The children of a real-life soldier have sued Call of Duty publisher Activision for the Black Ops II portrayal of their father as a ‘barbarian.’
Jonas Savimbi, who led rebel forces in the Angolan civil war and founded the National Union for the Total Independence of Angola organisation, features in the first campaign mission of the hit 2012 game.
The sequence sees Savimbi lead a US-backed counter offensive against government troops yelling “Fight my brothers!” and “Death to the MPLA!” At one point the character says: “My friend from above! You killed many men today eh? Yes! We all did!”

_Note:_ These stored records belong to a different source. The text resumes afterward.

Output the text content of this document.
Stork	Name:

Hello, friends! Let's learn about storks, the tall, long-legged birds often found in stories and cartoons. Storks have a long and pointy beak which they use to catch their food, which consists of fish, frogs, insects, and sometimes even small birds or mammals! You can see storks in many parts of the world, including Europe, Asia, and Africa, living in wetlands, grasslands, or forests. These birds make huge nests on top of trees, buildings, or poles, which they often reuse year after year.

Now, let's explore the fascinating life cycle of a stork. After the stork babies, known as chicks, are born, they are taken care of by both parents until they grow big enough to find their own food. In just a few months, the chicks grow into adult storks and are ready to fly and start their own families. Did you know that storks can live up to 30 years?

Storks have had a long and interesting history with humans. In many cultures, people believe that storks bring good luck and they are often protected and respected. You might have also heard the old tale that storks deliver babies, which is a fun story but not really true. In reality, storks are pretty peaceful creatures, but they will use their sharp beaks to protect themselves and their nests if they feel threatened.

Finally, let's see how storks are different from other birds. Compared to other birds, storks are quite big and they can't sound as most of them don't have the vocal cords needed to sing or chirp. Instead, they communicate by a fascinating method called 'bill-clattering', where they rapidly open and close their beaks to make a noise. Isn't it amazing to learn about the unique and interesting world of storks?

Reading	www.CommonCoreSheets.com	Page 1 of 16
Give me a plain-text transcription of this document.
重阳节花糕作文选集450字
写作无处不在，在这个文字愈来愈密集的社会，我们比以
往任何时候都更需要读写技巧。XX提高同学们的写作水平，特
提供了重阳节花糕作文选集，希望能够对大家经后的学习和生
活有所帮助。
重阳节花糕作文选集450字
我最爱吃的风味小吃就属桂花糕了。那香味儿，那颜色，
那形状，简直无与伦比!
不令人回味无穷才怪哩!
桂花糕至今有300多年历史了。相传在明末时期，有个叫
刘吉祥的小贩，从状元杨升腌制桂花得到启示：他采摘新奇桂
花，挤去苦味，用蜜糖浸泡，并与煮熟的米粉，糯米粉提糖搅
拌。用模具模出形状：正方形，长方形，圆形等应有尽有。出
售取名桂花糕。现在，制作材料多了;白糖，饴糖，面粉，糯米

He returns later in the game to rescue a stricken US soldier.
Now, more than three years after the game went on sale, the family have filed a defamation lawsuit against Activision France, seeking 1 million euros in damages (via Guardian).
See also: Call of Duty: Black Ops III review
Family lawyer Carole Enfert claims the late Savimbi is showcased as “big halfwit who wants to kill everybody” rather than a “political leader and strategist.”
In response to the suit, Activision’s counsel have claimed the character is a “good guy,” portrayed in a positive light.
Etienne Kowalski said the sequence showed Savimbi “for who he was … a character of Angolan history, a guerrilla chief who fought the MPLA”.